Standing out in the crowd nearby was Nicolas Wiggins, who was sporting a onesie covered with multiple pictures of Sanders’ face. Wiggins said he has been following Sanders’ political career since 2015 and drove from Puyallup when he heard about the rally.

He loves that Sanders has been fighting for the same issues for 40 years and is most supportive of his health care proposal. Wiggin’s current job doesn’t offer him a health care plan and his dad might lose his job.

“I don’t know what I’m gonna do,” he said. “If I were to get into an accident I couldn’t get health care.”

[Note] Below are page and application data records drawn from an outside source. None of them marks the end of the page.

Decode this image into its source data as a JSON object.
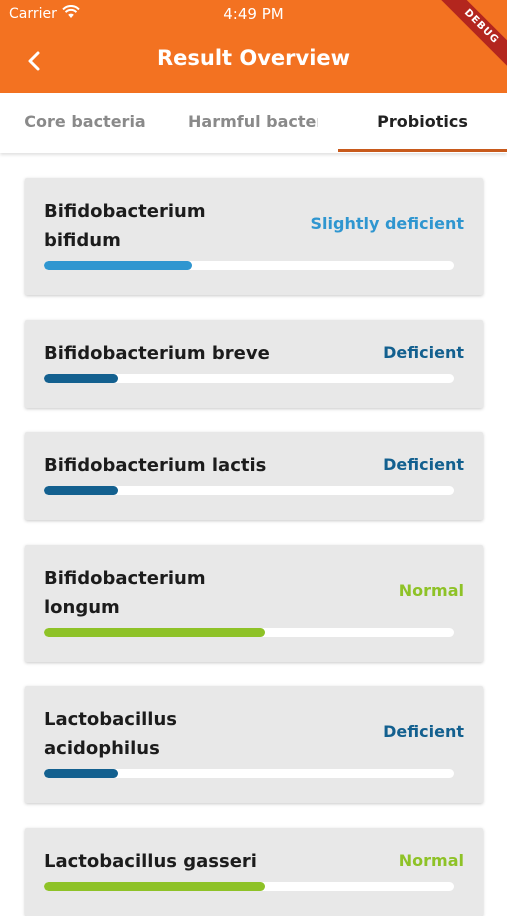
{
  "status_bar": {
    "carrier": "Carrier",
    "time": "4:49 PM"
  },
  "app_bar": {
    "title": "Result Overview",
    "debug_label": "DEBUG"
  },
  "tabs": [
    {
      "label": "Core bacteria"
    },
    {
      "label": "Harmful bacteria"
    },
    {
      "label": "Probiotics"
    }
  ],
  "colors": {
    "accent": "#f37221",
    "slightly_deficient": "#2f96d0",
    "deficient": "#13608f",
    "normal": "#8ec227"
  },
  "results": [
    {
      "name": "Bifidobacterium bifidum",
      "status": "Slightly deficient",
      "level": 0.36,
      "color": "#2f96d0"
    },
    {
      "name": "Bifidobacterium breve",
      "status": "Deficient",
      "level": 0.18,
      "color": "#13608f"
    },
    {
      "name": "Bifidobacterium lactis",
      "status": "Deficient",
      "level": 0.18,
      "color": "#13608f"
    },
    {
      "name": "Bifidobacterium longum",
      "status": "Normal",
      "level": 0.54,
      "color": "#8ec227"
    },
    {
      "name": "Lactobacillus acidophilus",
      "status": "Deficient",
      "level": 0.18,
      "color": "#13608f"
    },
    {
      "name": "Lactobacillus gasseri",
      "status": "Normal",
      "level": 0.54,
      "color": "#8ec227"
    }
  ]
}
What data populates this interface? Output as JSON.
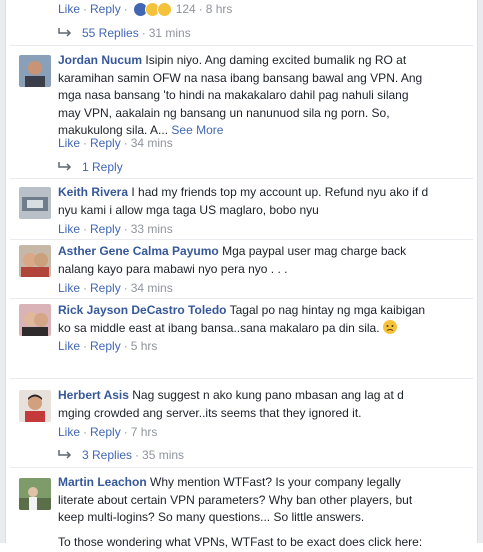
{
  "top_actions": {
    "like": "Like",
    "reply": "Reply",
    "reaction_count": "124",
    "time": "8 hrs"
  },
  "top_replies": {
    "label": "55 Replies",
    "time": "31 mins"
  },
  "comments": [
    {
      "name": "Jordan Nucum",
      "text": "Isipin niyo. Ang daming excited bumalik ng RO at karamihan samin OFW na nasa ibang bansang bawal ang VPN. Ang mga nasa bansang 'to hindi na makakalaro dahil pag nahuli silang may VPN, aakalain ng bansang un nanunuod sila ng porn. So, makukulong sila. A...",
      "see_more": "See More",
      "like": "Like",
      "reply": "Reply",
      "time": "34 mins",
      "replies": "1 Reply"
    },
    {
      "name": "Keith Rivera",
      "text": "I had my friends top my account up. Refund nyu ako if d nyu kami i allow mga taga US maglaro, bobo nyu",
      "like": "Like",
      "reply": "Reply",
      "time": "33 mins"
    },
    {
      "name": "Asther Gene Calma Payumo",
      "text": "Mga paypal user mag charge back nalang kayo para mabawi nyo pera nyo . . .",
      "like": "Like",
      "reply": "Reply",
      "time": "34 mins"
    },
    {
      "name": "Rick Jayson DeCastro Toledo",
      "text": "Tagal po nag hintay ng mga kaibigan ko sa middle east at ibang bansa..sana makalaro pa din sila.",
      "like": "Like",
      "reply": "Reply",
      "time": "5 hrs"
    },
    {
      "name": "Herbert Asis",
      "text": "Nag suggest n ako kung pano mbasan ang lag at d mging crowded ang server..its seems that they ignored it.",
      "like": "Like",
      "reply": "Reply",
      "time": "7 hrs",
      "replies": "3 Replies",
      "replies_time": "35 mins"
    },
    {
      "name": "Martin Leachon",
      "text": "Why mention WTFast? Is your company legally literate about certain VPN parameters? Why ban other players, but keep multi-logins? So many questions... So little answers.",
      "text2": "To those wondering what VPNs, WTFast to be exact does click here:"
    }
  ],
  "colors": {
    "link": "#4267b2",
    "name": "#365899",
    "meta": "#90949c",
    "text": "#1d2129"
  }
}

Sanders drew strong applause when he recited a litany of people and groups he contends are made nervous by his victories in Iowa and New Hampshire and his strong poll showings. They included Trump, Republicans, Wall Street, the insurance and pharmaceutical industries and the military-industrial complex. While each brought cheers from the crowd, the largest eruption occurred when he added: “The Democratic Establishment is getting nervous.”

When the roars died down, he added: “And you know, they should.”

Sanders is the first Democratic presidential candidate to hold a large-scale campaign event in Washington in advance of the state’s first presidential primary that will award delegates based on results. Ballots for the primary will be mailed by county elections offices by the end of the week and are due back by March 10.

“If we stay together, ain’t nothin’ gonna stop us,” he told the crowd.

Sanders did well in Washington four years ago. He got 72% of the delegates in the March precinct caucuses – 78% in Spokane County – and 47.6% of the votes in the May primary, compared to 52.4% for Hillary Clinton. Her victory was essentially for bragging rights because the Democratic National Committee wasn’t going to count the results.

Although Clinton eventually clinched the nomination, the state convention was strongly pro-Sanders, as was the delegation it sent to the national convention and electors chosen for the state’s Electoral College.

Sanders was preceded by a series of state and local politicians, including U.S. Rep Pramila Jayapal, the state chairwoman of Sanders’ campaign and a sponsor of the House version of Medicare for All. She said Washington has always been on the forefront of key political issues, from marriage equality to women’s reproductive rights to the $15 minimum wage.

“Is it radical to want to protect our people and this planet and take on this climate crisis,” Jayapal asked the cheering crowd. “Is it radical to fight for LGBTQ equality?”